Butterscotch Rice Pudding with Brown Sugar Meringue Recipe


  • 1 cup, uncooked Jasmati® Rice
  • 2 cups milk
  • 1 1/4 cups packed brown sugar, divided
  • 4 tablespoons unsalted butter
  • 1/4 teaspoon salt
  • 2 eggs, separated
  • 1 teaspoon vanilla


  • Preheat broiler. Prepare rice according to package directions.
  • Add milk, 1 cup brown sugar and butter to rice. Bring to a gentle boil, stirring frequently. Reduce heat and simmer 10 minutes, stirring occasionally. Beat egg yolks in a small bowl.  Add 1/2 cup rice mixture to yolks and beat vigorously. Pour the warmed egg mixture back into the pot. Remove from heat and continue to stir until the pudding is thick and creamy, about 1-2 minutes. Pour pudding into 4 oven-proof dishes.

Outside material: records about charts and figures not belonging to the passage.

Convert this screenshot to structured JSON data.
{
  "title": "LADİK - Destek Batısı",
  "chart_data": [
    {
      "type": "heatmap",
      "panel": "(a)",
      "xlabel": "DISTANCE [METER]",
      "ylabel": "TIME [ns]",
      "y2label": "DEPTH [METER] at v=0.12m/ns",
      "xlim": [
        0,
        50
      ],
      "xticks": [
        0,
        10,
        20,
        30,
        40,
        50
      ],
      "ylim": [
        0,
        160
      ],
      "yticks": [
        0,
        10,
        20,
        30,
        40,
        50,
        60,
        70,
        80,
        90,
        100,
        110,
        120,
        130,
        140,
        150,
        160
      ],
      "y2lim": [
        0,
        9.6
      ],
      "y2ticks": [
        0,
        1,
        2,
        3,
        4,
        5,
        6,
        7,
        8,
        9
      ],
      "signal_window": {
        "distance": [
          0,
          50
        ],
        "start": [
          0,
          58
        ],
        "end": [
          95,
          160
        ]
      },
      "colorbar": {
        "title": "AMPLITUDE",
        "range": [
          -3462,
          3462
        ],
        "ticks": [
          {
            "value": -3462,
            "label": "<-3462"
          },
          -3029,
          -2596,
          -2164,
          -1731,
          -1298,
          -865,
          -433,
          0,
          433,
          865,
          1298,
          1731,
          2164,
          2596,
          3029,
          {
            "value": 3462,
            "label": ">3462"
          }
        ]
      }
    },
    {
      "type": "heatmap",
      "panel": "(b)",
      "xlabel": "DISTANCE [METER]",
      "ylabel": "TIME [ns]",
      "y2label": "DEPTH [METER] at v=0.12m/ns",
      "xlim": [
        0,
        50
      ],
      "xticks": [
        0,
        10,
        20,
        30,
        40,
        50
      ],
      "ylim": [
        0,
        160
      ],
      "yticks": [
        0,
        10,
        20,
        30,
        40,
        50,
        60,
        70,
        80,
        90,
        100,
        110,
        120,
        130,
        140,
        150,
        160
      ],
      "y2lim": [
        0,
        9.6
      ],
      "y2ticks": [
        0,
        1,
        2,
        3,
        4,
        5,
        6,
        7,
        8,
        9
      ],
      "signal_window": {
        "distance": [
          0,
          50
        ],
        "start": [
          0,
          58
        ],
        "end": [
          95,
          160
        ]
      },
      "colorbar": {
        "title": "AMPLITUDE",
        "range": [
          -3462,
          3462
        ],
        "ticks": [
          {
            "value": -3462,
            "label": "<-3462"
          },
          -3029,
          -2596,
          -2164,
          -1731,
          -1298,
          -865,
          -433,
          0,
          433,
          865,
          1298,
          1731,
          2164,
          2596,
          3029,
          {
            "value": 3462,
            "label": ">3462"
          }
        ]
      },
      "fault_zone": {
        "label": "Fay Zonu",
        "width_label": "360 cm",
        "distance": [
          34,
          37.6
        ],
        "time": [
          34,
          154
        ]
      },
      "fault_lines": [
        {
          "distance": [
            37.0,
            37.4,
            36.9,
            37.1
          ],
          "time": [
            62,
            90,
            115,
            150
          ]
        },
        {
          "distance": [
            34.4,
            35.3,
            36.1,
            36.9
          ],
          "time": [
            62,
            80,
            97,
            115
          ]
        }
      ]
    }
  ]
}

  • In a mixing bowl, beat egg whites until soft peaks form; gradually add remaining 1/4 cup of brown sugar. Continue to beat until stiff peaks form. Spread meringue over each pudding.
  • Put puddings on a cookie sheet and place under broiler.  Watch carefully and remove when tops are lightly browned, about 1 minute.  Serve warm.